We will also be following the curriculum's suggestion to learn the words to My Country 'Tis of Thee (America), as well as discuss its literary form.

 Though we do have a wonderful science book that we are planning to dig into this year (that will complement our new gardening venture...I'm seriously excited about this!), we will also be doing some of the suggested science lessons that go along with what we are reading in our study of history.  This week, it is oceans.  

But we also have some wonderful books and resources that we can look through.  These are not textbooks for us.  We use them as supplemental let's-see-what-awesome-things-we-can-learn-about-in-this-book.  

The best books are living books...ones that make the subject come alive.  This particular book is very conversational.

I switched up our science table to reflect what we will be reading about this week.  So, out came the ocean creature replicas, a handful of sea shells, and some of the books about oceans and ocean creatures.  Any time the science table is switched up, it's like a magnet.  Little hands will explore without me saying a word.  Learning really IS fun.  

I love this manipulative!  It's a whale that can be popped open to reveal the bone structure inside.

Really great stuff.  AND it can go in the bath (big bonus for the kiddos)!  AND it was a free toy in a kids' meal at Burger King a couple of years ago.  Yay for the rare kids' meal toy that is worth keeping!

And here we take the whole study local.  We start with Christopher Columbus sailing to the Americas in the 1400's...then we study a bit about oceans and ocean creatures...and we tie in the local aspect of which fish are common in this particular area of the country.  It all flows.  

After all, life is not in neat little boxes or "subjects."  Life flows.  So, organic learning flows.

If you are creative and spontaneous, you will find this flow to be quite easy and natural.  If you are more of a by-the-book kind of person, then you can find great confidence in knowing that certain integrated curriculum (such as America: An Integrated Curriculum as well as curriculum from Sonlight) has exceptional instructor's guides that will guide you seamlessly as you integrate all "subjects" together in a flow that is meaningful and fun.  You don't have to know it all in order to provide a very rich educational journey for your children.  By-the-book parents can grab the instructor's guide and feel very comfortable knowing that today's lessons are all laid out.  Spontaneous, creative parents can use the same instructor's guides and simply pick and choose what they like and then go off on creative sprees that they or their children choose.

And, given the opportunity, children WILL be creative.  Learning is actually fun when we let it happen organically instead of forcing it with synthetic methods.  Here's one example of some creativity during the last week of summer.  (Yes, learning happens all summer too!  Given freedom and resources, children will really choose to learn and create ALL the time.)

So, last week, I walked outside and was greeted by this interesting contraption.  Heres' the front view...

Here's the side view...

I knew it housed boys, because I could see little clues...

The boys were excited that I had come to investigate, and they told me all about their new adventure.  Apparently they had decided to spend the entire morning outside, "living in the wild like olden days."  They had built their own dwelling, complete with several rooms and a long tunnel that led to a secret back entrance.  Their goal was to live outside until the afternoon.

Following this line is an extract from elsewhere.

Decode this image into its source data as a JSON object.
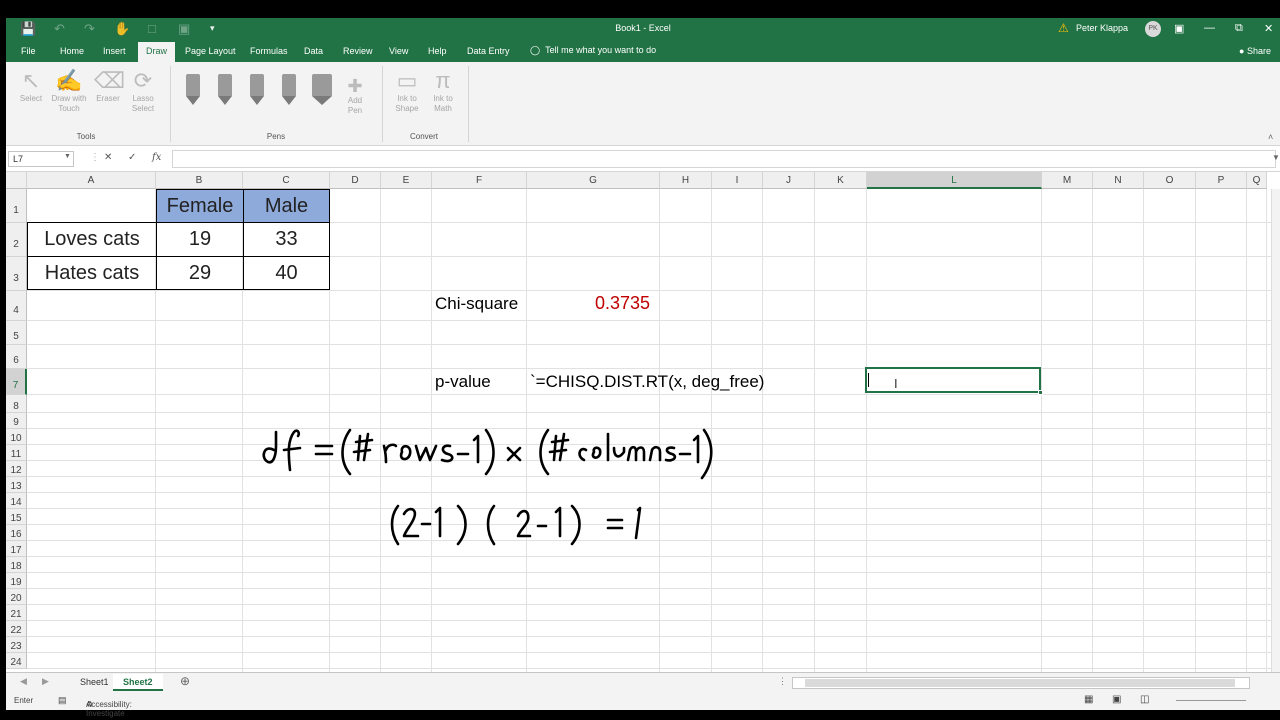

I surprised them with lunch, delivered to the door of their humble abode.  

They were excited to show me something new they had discovered.  Both boys grabbed big rocks and used smaller, sharper rocks to "write" on the bigger rocks. 

I received detailed instruction about how to carve letters into rocks.  They had discovered this when they were living outdoors and trying to figure out how they might have communicated if they had lived many centuries ago.

Here you see the letter "M." 

And here you have the letter "T."

Soon the outside fort was broken down, and other adventures followed.  This is organic learning...the natural flow of minds that are busy exploring and creating.  And it really is fun!